Wednesday, March 6, 2013

How to Make a Styrene Roof for Carriages



One of the best ways to put a roof on any model carriage is to make a styrene roof curved to shape, to suit the carriage being built. This ensures that there is very little or no stresses from the roof material to “spring” the Urethane cast sides.

This is easily done by taking a sheet of .20”/ .5mm styrene sheet and cut to length and width to suit the carriage being roofed. It is good practice to add/allow an extra 5mm of material all round to ensure coverage is achieved – the excess material can be trimmed off in the final fitting.
Find a suitable length of steel tubing – if possible to the correct diameter required to suit the carriage kit end walls. I use a piece of steel tube I saved from a piece of exercise equipment (foot section), which had been discarded by a neighbor during a local shire, kerbside rubbish collection, but any metal tube can be used including vacuum cleaner pipe, pedestal fan etc.
Take the cut section of styrene sheet and tape the ends to the steel pipe using electrical tape ensuring that the styrene is square along the pipe. Then simply wind the tape tightly along the length of the pipe ensuring the styrene sheet is pulled tight onto the pipe
Take the pipe section and stand it in the kitchen sink ( I usually have the plastic side down) and prepare 2 full kettles of boiling water - I keep an old kettle spare for this purpose so that you have the water ready to go. With the water at boiling, carefully pour the boiled water down the inside of the tube – slowly I find is best, allowing more time for good heat transfer to the steel pipe.




 
 
Allow the pipe to cool and then remove the electrical tape to reveal a nicely shaped section of curved roof material.

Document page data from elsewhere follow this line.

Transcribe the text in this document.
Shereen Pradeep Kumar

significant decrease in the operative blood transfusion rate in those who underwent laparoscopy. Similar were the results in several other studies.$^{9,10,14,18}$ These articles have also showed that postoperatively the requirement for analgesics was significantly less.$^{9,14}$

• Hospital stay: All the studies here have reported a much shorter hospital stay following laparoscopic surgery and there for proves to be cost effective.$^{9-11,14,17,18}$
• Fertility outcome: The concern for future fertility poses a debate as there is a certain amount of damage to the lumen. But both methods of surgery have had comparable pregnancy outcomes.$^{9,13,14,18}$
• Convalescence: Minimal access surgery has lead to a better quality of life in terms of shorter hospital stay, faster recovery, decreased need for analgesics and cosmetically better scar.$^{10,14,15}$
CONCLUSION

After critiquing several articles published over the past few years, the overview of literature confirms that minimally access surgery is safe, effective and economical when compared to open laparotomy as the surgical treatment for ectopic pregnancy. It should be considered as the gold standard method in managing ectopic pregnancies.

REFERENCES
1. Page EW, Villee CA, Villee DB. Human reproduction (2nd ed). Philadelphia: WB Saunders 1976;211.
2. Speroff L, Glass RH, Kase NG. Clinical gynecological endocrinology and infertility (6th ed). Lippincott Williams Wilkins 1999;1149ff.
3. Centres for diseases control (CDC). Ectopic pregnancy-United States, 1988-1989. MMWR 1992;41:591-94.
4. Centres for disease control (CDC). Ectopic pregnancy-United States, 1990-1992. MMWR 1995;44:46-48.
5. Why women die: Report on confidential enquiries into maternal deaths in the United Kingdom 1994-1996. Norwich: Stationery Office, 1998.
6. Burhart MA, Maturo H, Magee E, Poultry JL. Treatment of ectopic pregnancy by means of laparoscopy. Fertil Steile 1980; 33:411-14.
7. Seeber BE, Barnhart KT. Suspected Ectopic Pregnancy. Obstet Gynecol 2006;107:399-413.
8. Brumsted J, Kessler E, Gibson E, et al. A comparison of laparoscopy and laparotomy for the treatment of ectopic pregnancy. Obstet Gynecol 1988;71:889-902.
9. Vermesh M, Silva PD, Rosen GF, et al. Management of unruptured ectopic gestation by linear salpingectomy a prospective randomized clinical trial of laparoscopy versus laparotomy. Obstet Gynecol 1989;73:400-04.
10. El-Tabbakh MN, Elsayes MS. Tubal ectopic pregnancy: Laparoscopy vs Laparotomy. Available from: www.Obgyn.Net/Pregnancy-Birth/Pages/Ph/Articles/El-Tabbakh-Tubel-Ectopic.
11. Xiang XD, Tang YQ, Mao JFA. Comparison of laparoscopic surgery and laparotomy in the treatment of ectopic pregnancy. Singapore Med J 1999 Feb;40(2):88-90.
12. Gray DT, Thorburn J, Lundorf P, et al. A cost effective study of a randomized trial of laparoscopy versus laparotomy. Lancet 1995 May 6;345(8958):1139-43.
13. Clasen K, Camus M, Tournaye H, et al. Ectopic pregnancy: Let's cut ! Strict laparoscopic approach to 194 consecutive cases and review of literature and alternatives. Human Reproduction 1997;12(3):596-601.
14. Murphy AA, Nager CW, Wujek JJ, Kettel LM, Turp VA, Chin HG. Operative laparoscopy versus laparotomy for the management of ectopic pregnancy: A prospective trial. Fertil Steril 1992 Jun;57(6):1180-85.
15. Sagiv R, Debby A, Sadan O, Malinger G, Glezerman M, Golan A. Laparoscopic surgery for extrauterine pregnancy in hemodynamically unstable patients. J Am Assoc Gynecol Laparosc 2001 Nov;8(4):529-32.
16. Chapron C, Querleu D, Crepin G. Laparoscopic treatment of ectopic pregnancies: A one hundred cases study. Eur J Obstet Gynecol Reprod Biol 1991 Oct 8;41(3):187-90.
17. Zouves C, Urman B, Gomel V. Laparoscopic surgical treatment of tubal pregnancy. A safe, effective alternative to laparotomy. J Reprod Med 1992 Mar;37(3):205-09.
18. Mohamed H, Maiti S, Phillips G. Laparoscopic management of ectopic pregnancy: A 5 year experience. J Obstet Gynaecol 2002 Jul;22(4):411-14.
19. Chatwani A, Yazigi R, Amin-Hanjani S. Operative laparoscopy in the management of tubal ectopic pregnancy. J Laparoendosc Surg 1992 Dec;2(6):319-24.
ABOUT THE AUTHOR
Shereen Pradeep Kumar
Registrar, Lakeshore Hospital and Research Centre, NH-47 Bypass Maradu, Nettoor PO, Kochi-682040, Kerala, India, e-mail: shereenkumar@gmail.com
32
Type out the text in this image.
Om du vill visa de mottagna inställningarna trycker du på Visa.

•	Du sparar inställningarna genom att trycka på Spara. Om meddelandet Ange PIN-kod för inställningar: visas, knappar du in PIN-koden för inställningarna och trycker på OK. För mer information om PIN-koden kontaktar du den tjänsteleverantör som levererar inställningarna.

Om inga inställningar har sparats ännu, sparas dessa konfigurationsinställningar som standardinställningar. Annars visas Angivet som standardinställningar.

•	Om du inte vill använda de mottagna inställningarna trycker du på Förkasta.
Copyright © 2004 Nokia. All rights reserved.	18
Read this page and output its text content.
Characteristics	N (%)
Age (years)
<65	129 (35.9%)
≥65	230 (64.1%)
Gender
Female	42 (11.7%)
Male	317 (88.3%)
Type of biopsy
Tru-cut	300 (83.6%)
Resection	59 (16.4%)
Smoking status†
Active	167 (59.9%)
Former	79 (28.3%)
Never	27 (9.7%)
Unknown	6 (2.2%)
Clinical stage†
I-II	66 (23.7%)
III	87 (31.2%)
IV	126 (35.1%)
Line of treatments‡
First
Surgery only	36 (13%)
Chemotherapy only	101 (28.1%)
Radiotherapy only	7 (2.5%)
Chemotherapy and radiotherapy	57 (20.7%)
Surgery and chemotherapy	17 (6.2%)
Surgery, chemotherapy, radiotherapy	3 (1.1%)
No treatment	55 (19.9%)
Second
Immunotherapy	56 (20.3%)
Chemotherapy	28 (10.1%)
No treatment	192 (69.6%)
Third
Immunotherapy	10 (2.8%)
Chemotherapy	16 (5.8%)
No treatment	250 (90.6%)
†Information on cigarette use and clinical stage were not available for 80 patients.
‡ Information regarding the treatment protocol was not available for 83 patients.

Take the roof section and test fit it to carriage – carefully trim the long edge to achieve a neat fit to the carriage body – this might mean making several small cuts/trims till correct size is achieved - allow excess overhang on the ends to enable addition of bargeboards and carriage end trimmings.
Glue roof into place by firstly gluing (squarely) on the end walls then using a scalpel blade laden with glue on its top surface, gently lift the sides with the pointy end and push a little glue onto roof underside and then allow the roof to return to its position – hold in place until set and then tack a few more places. Once the roof is tacked into place, run a bead of glue down the inside of the body to seal along the length. Fit end detail and trim to length.

Friday, March 1, 2013

R Class Loco - 3D Printed

I had another delivery today from i.Materialise with the remaining major parts for the R class, these being the chassis and fuel tank.  I have now transferred the bogies, motor, DCC decoder and speaker from the temporary chassis to the 3D printed chassis, and the loco is running again!

The new parts are in grey in the photos below. (As always, click on the photo for a larger view.)

I haven't finished removing the small pieces of plastic from the support structure used in the 3D printing process, hence the numerous small bumps on the underneath of the chassis.  I have just cleaned up the parts enough to assemble and test the loco at this stage. I will have to dismantle it again for final cleanup, detailing and painting.

I designed the chassis with slots to accommodate two brass I-beams to give it some rigidity.  The real chassis is also based on two large I-beams.  The brass I-beams are a standard item from Special Shapes.

The fuel tank is hollow inside and can be filled with lead for weight.

 The headstocks have some detail included, including cowcatchers, and holes for brake and air hoses. The headstocks accommodate a Kadee long-shank whisker coupler.